Я была уверена, что буду большой актрисой, и Женя не разубеждал меня в этом. Может быть, потому, что мы тогда очень любили друг друга. Мои портреты стояли на Невском. Я была очень занята театром — днем репетиции, вечером спектакли, и поэтому, наверное, не могу вспомнить, когда Женя начал работать у Клячко в «Радуге» (19), когда он начал писать. В 1924 году (я тогда уже служила в БДТ) я приходила из театра, горела лампа, и Женя что-то писал.]
Кто только не бывал у нас в эти годы, с 1922 по 1929-й годы. Люди тянулись к Шварцу. Приходили литераторы, писатели — и М. Л. Слонимский, и М. М. Зощенко, и К. Федин, Н. и К. Чуковские, С. Я. Маршак, Борис Житков, Н. М. Олейников (20), Всеволод Вишневский с Э. С. Паперной (21), Д. Хармс, художники Конашевич (22), Петр Соколов (23), заходил Корней Иванович Чуковский, а актеров сколько тоже бывало у нас. И Михаил Федорович Романов (24), режиссеры Грипич (25) с Выгодской (26), Макарьев с артисткой Верой Зандберг; не забывали к нам дорогу и старые друзья по Мастерской — П. К. Вейсбрем, Антон Шварц со своей женой артисткой Буниной, Павел Иосифович Слиозберг, Ф. Динерман, Р. М. Холодов, талантливая М. Магбалиева, Варвара Черкесова и многие другие. Близким и родным человеком был и родной младший брат Евгения Валентин (27), тогда студент.
Помню, собралось у нас как-то человек восемь-десять; были Маршак и Житков. Маршак вдруг снял пиджак и объявил, что у него внезапное вдохновение. Шварц немедленно согнал нас всех в самую маленькую комнатку, а Маршака одного запер в самой большой, и начал смешить нас всех до коликов. А сам через каждые 15–20 минут получал через дверь от Маршака исписанные листы. Потом громоподобно всеми нами исполнялся туш, и Шварц прочитывал нам куски из знаменитой потом «Почты». При упоминании своей фамилии Борис Житков (28) вставал и церемонно раскланивался. Всегда в нашем доме было тесно, шумно, весело и не очень, и даже очень не сытно…

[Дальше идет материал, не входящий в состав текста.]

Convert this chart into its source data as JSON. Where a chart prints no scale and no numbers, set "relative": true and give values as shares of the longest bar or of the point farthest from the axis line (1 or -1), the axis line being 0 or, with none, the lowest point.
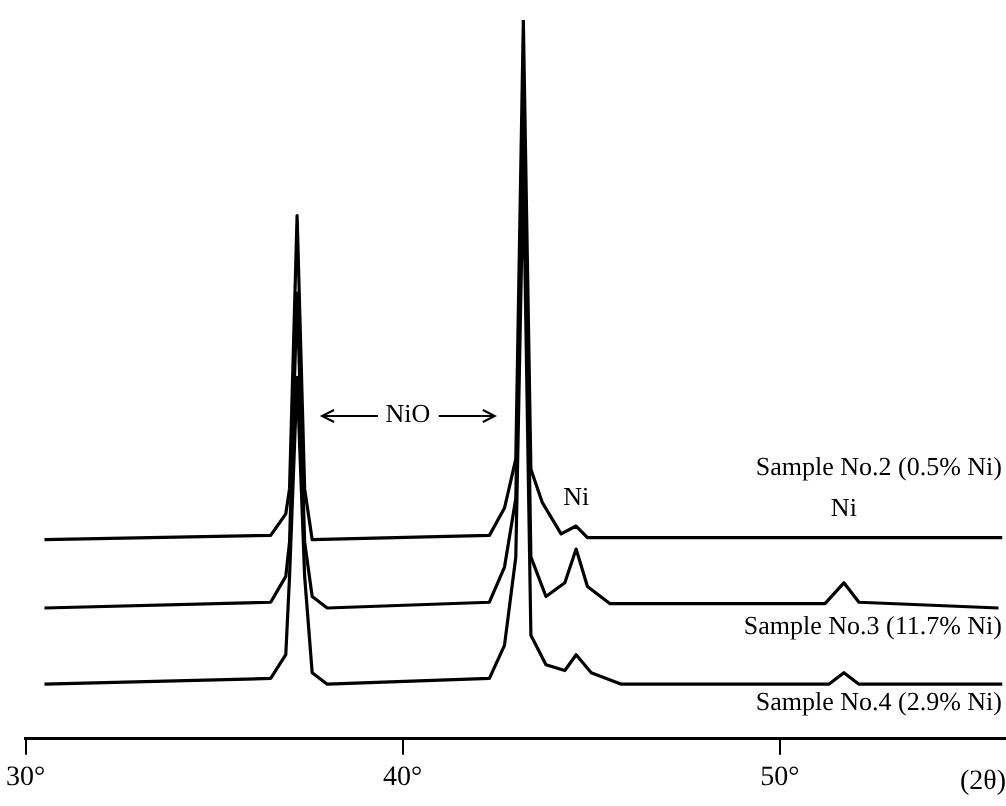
{
  "chart_data": {
    "type": "line",
    "relative": true,
    "xlabel": "(2θ)",
    "xlim": [
      30,
      56
    ],
    "xticks": [
      {
        "value": 30,
        "label": "30°"
      },
      {
        "value": 40,
        "label": "40°"
      },
      {
        "value": 50,
        "label": "50°"
      }
    ],
    "marker": "none",
    "line_style": "solid",
    "legend": false,
    "annotations": [
      "NiO",
      {
        "text": "Ni",
        "x": 44.6,
        "y": 0.296
      },
      {
        "text": "Ni",
        "x": 51.7,
        "y": 0.28
      }
    ],
    "series": [
      {
        "name": "Sample No.2 (0.5% Ni)",
        "color": "#000000",
        "x": [
          30.5,
          36.5,
          36.9,
          37.0,
          37.2,
          37.4,
          37.6,
          42.3,
          42.7,
          43.0,
          43.2,
          43.4,
          43.7,
          44.2,
          44.6,
          44.9,
          51.7,
          55.9
        ],
        "values": [
          0.277,
          0.283,
          0.313,
          0.348,
          0.728,
          0.348,
          0.277,
          0.283,
          0.321,
          0.389,
          1,
          0.375,
          0.329,
          0.285,
          0.296,
          0.28,
          0.28,
          0.28
        ]
      },
      {
        "name": "Sample No.3 (11.7% Ni)",
        "color": "#000000",
        "x": [
          30.5,
          36.5,
          36.9,
          37.0,
          37.2,
          37.4,
          37.6,
          38.0,
          42.3,
          42.7,
          43.0,
          43.2,
          43.4,
          43.8,
          44.3,
          44.6,
          44.9,
          45.5,
          51.2,
          51.7,
          52.1,
          55.8
        ],
        "values": [
          0.182,
          0.19,
          0.226,
          0.274,
          0.62,
          0.274,
          0.198,
          0.182,
          0.19,
          0.239,
          0.334,
          0.905,
          0.253,
          0.198,
          0.217,
          0.264,
          0.212,
          0.188,
          0.188,
          0.217,
          0.19,
          0.182
        ]
      },
      {
        "name": "Sample No.4 (2.9% Ni)",
        "color": "#000000",
        "x": [
          30.5,
          36.5,
          36.9,
          37.0,
          37.2,
          37.4,
          37.6,
          38.0,
          42.3,
          42.7,
          43.0,
          43.2,
          43.4,
          43.8,
          44.3,
          44.6,
          45.0,
          45.8,
          51.3,
          51.7,
          52.1,
          55.9
        ],
        "values": [
          0.076,
          0.084,
          0.117,
          0.226,
          0.503,
          0.226,
          0.092,
          0.076,
          0.084,
          0.13,
          0.253,
          0.796,
          0.144,
          0.103,
          0.095,
          0.117,
          0.092,
          0.076,
          0.076,
          0.092,
          0.076,
          0.076
        ]
      }
    ]
  }
}
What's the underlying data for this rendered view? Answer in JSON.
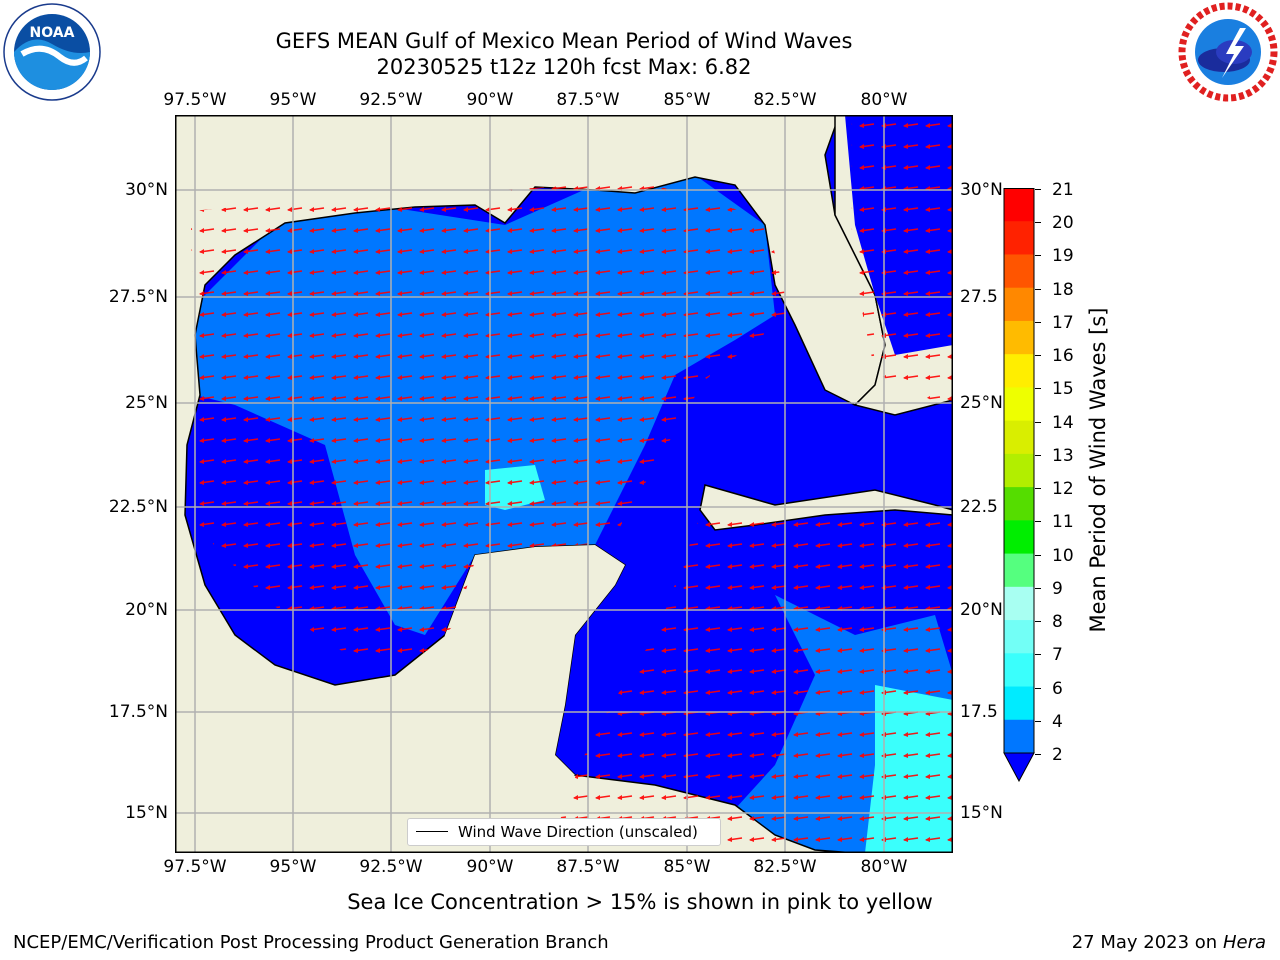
{
  "header": {
    "title_line1": "GEFS MEAN Gulf of Mexico Mean Period of Wind Waves",
    "title_line2": "20230525 t12z 120h fcst   Max: 6.82"
  },
  "logos": {
    "left": "noaa-logo",
    "right": "national-weather-service-logo"
  },
  "map": {
    "lon_ticks": [
      "97.5°W",
      "95°W",
      "92.5°W",
      "90°W",
      "87.5°W",
      "85°W",
      "82.5°W",
      "80°W"
    ],
    "lat_ticks_left": [
      "30°N",
      "27.5°N",
      "25°N",
      "22.5°N",
      "20°N",
      "17.5°N",
      "15°N"
    ],
    "lat_ticks_right": [
      "30°N",
      "27.5",
      "25°N",
      "22.5",
      "20°N",
      "17.5",
      "15°N"
    ],
    "legend_label": "Wind Wave Direction (unscaled)",
    "land_color": "#efefdc",
    "arrow_color": "#ff0000",
    "grid_color": "#b0b0b0"
  },
  "colorbar": {
    "title": "Mean Period of Wind Waves [s]",
    "levels": [
      "2",
      "4",
      "6",
      "7",
      "8",
      "9",
      "10",
      "11",
      "12",
      "13",
      "14",
      "15",
      "16",
      "17",
      "18",
      "19",
      "20",
      "21"
    ],
    "colors": [
      "#0000ff",
      "#0077ff",
      "#00ebff",
      "#3afffc",
      "#72fff6",
      "#a8fff2",
      "#55ff7f",
      "#00ee00",
      "#55dd00",
      "#b2ee00",
      "#d9ee00",
      "#eeff00",
      "#ffee00",
      "#ffbb00",
      "#ff8800",
      "#ff5500",
      "#ff2200",
      "#ff0000"
    ]
  },
  "footer": {
    "ice_note": "Sea Ice Concentration > 15% is shown in pink to yellow",
    "branch": "NCEP/EMC/Verification Post Processing Product Generation Branch",
    "date": "27 May 2023 on",
    "machine": "Hera"
  }
}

Корней Иванович Чуковский пригласил Евгения Львовича к себе в секретари. Не думаю, что Шварц был хорошим секретарем, но знаю, что глубоко чтил он большой талант Корнея Ивановича, он так же, как и Маршака, уважал и любил его. С того времени Шварц стал все больше и больше писать. Первое, что было напечатано, называлось «Рассказ старой балалайки». Написана она была сразу же после наводнения в 1924 году… (29). Насквозь промокла забытая в комоде старая балалайка, потеряла свою звонкость, но потом попала на солнышко, просушилась и затренькала опять про веселое будущее, задористо описывая пережитую беду. «Балалайка» была написана как раешник, и многим нравилась. Потом — «Шарики-сударики» — первая детская книжка Шварца с прекрасными иллюстрациями. Не помню фамилию автора, книжка мгновенно разошлась (30).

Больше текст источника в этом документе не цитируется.